Helmut Haberkamm stellt 20 fränkische Kleindörfer vor, in denen zwar der Hund begraben liegt, doch die Dorfgemeinschaft lebt. Seine "Kleine Sammlung fränkischer Dörfer" wandelt zwischen idyllischen Sehnsuchtsoasen und dem Ende der Welt.

Von: Tilla Schnickmann

Stand: 21.12.2018 | Archiv

"Kleine Sammlung Fränkischer Dörfer": Heimat, wo der Hund begraben liegt?

Nein, Auernhofen ist nicht das Ende der Welt. Doch um hierhin zu kommen, fährt man lange, auf kleinen Straßen, über sanfte Hügel, vorbei an Zuckerrübenfeldern. Vor dem Ortseingang sind Obstwiesen, dann kommen Silos, Scheunen, Traktoren und viele Hühner. Hier liegt noch echte Landluft: frisch, mit einer Prise Gülle. Auernhofen gehört zum Landkreis Neustadt an der Aisch, aber das ist 45 Kilometer entfernt. In 43 Haushalten leben hier nur 126 Einwohner.

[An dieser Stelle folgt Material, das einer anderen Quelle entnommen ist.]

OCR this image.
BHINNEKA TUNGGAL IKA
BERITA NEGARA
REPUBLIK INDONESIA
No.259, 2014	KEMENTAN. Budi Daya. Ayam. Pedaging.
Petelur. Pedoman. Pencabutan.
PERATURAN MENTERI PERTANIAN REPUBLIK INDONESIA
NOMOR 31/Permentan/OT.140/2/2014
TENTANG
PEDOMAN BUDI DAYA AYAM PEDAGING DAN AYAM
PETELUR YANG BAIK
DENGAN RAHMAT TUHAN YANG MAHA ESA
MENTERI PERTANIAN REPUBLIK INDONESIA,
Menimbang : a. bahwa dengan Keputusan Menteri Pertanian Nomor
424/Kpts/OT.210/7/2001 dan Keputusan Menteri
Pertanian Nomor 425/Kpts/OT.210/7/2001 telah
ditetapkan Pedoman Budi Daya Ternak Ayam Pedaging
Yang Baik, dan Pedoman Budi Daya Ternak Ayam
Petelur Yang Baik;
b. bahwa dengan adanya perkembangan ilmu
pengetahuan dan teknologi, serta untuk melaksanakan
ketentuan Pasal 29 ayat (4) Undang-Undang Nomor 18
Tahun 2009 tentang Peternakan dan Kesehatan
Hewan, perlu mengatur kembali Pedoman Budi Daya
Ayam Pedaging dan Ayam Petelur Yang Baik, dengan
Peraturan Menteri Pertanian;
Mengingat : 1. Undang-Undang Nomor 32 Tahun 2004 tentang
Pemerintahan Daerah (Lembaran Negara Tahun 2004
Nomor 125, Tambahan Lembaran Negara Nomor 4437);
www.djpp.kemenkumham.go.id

"Was ist das Besondere an diesem Dorf? Dass es hier noch mehr Landwirte gibt als in zehnmal so großen Ortschaften? Sind es die vielen schönen Gehöfte? Oder dass es in diesem Zuckerrüben- Eldorado veritable Weinbauern gibt? Dass es in 63 Jahren neunmal Zwillingsgeburten gab? Dass in diesem Bauerndorf Exoten ansässig sind, die kein Mensch hier erwarten würde? Zum Beispiel ein exquisiter Winzer und Koch mit seinem Gourmet-Lokal. Oder ein moslemischer Optiker, der beim Maibaumaufstellen einen Cocktailstand betreibt und die Einnahmen spendet. Kein Zweifel: Auernhofen hat Überraschendes zu bieten."

aus 'Kleine Sammlung fränkischer Dörfer'

Eben diese Überraschungen sucht Autor Helmut Haberkamm für seine Sammlung fränkischer Dörfer. Orte "mit Substanz" nennt er sie. Mehrere Wochen fuhr er durchs Land und wählte am Ende 20 Dörfer aus, darunter auch Steindl in der Oberpfalz, wo er als erstes drei Damen mit Schrubbern begegnet, die das Gemeindehaus reinigen.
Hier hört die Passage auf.